To those new to this term, emini futures, or simply eminis, are smaller-sized contracts of “full-grown” futures contracts that have been around for a few decades. Unlike the latter that have been traded on physical exchanges, eminis have always been traded electronically, allowing retail traders with access to the Internet to compete against institutional traders from the comfort of their homes or home based offices. That’s what the “e” in their name stands for, namely “electronic.”
Thousands of emini traders buy and sell these highly popular trading instruments every day, sometimes several times a day. Day trading emini futures does not require you to have a large capital to risk, so no wonder that many try their luck at this game that can be quite profitable to those who have mastered it 918kiss .
What many, if not most, of those emini traders do not realize and perhaps are even unwilling to consider is that they are gamblers.
But that’s what they are, in fact. Trading, day trading in particular, is a form of gambling whether it is officially recognized as such or not. The same mathematical formulas that apply to gambling strategies, the key of them being the formula for the expected value, apply to trading strategies or systems as well.
The expected value is a mathematical expression that determines your edge or your average profit per trade given the frequency of winners and losers and the average profit per winner and loser.
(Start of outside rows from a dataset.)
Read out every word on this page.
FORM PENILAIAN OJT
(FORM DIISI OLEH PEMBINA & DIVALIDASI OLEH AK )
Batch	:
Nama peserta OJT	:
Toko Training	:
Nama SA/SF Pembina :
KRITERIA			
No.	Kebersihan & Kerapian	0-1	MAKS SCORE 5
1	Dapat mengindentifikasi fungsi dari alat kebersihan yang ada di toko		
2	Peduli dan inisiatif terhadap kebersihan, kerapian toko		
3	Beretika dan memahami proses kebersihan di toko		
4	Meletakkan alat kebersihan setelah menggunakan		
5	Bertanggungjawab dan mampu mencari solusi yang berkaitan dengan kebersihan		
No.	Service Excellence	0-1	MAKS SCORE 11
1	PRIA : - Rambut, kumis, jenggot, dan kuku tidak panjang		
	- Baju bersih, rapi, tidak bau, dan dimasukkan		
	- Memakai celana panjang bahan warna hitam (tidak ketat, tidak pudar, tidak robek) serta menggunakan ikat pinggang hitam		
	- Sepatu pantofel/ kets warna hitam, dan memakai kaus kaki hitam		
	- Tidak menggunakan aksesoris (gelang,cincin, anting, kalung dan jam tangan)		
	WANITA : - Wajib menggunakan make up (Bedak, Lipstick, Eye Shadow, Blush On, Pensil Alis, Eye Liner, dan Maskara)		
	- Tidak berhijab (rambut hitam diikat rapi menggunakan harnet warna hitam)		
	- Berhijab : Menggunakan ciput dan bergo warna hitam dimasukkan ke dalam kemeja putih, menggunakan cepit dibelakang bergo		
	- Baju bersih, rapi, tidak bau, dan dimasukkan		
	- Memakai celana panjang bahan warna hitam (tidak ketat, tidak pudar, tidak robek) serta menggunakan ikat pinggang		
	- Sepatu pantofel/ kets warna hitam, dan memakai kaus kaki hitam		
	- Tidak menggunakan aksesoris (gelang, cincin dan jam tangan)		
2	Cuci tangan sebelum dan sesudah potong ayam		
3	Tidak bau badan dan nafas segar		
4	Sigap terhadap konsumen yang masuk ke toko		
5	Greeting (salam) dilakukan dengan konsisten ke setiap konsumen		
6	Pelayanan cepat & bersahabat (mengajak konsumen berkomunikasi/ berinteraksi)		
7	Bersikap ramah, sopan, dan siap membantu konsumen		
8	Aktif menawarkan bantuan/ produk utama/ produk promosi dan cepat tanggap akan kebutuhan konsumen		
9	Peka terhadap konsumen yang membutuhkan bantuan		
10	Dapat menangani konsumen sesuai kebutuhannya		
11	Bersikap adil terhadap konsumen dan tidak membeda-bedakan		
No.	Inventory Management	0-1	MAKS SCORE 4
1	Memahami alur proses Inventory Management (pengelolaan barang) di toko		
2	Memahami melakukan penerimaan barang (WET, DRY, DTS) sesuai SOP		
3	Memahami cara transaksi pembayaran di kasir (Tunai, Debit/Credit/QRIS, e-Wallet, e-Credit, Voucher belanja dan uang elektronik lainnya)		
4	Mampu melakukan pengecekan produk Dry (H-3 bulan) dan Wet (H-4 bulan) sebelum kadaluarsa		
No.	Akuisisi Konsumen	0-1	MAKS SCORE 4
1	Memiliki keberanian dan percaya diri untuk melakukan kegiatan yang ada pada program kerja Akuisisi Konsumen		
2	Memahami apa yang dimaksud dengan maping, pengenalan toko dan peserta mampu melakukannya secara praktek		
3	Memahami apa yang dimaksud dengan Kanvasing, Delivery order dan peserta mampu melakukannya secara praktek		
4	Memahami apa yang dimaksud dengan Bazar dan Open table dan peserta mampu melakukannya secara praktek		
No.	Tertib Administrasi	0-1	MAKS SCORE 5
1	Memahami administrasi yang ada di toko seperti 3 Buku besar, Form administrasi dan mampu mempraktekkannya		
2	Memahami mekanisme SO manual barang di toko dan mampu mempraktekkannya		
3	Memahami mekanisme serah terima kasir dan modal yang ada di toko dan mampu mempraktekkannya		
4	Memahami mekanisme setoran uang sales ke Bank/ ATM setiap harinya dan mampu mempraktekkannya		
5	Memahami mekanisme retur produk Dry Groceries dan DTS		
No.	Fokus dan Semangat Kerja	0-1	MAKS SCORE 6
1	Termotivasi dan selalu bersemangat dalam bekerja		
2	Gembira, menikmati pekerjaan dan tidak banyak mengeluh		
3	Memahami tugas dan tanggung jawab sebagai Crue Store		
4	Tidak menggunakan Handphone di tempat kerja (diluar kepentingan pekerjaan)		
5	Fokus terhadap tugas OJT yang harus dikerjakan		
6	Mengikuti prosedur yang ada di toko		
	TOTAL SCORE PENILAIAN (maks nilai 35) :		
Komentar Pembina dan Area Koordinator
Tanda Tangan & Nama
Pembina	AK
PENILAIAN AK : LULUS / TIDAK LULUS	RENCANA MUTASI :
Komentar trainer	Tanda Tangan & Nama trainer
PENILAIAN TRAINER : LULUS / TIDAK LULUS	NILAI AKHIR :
In gambling, the same formula determines the average profit per hand. For some relatively simple games, such as blackjack, Pan 9, Pai Gow Poker, the optimal mathematical strategies are known. In some other cases, when it comes to more complex games, such Texas Hold’em, the complexity of the game makes it impossible to find optimal strategies in a strict mathematical way, which does not prevent some gamblers from making big bucks on a rather consistent basis. They don’t know the exact strategy, but the strategy they do know is good enough for most practical purposes, particularly if coupled with other important elements of effective play, such as weighing your betting size according to the strength of your hand, your position at the table, and the quality of players you face.
These elements are also of tremendous importance in trading, perhaps even more than in gambling, and yet they are often overlooked by people who publish various trading courses. Sizing your trading position is as important as having a sound winning strategy, if not even more. It is sometimes said that if there is a Holy Grail in trading at all, it is the position sizing.
Your strategy can be just average or even barely above breakeven, but if you vary your size depending on the likelihood of your success, and vary your target as well, you stand a very good chance to make money consistently, while those who do not do so are very often on the mercy of market randomness. Not all trades are equal, some are better. In some circumstances your odds are clearly superior and if you spot such situations correctly and take this into account by increasing your size and, in particularly good circumstances, also your target, you will do fine, as your losses from less lucky trades (with a smaller size) will easily be offset by the sizable profits from those really good trades where you were smart enough to increase your position size and perhaps even the target.
This is also important mentally. Suppose that your trading in the first one or two hours has not been particularly good despite many trades taken already. Don’t lose your hope yet as you may still make a killing on one or two good trades where your size and target are bigger. Obviously, it is very important to recognize such better than average situations in order to take advantage of them.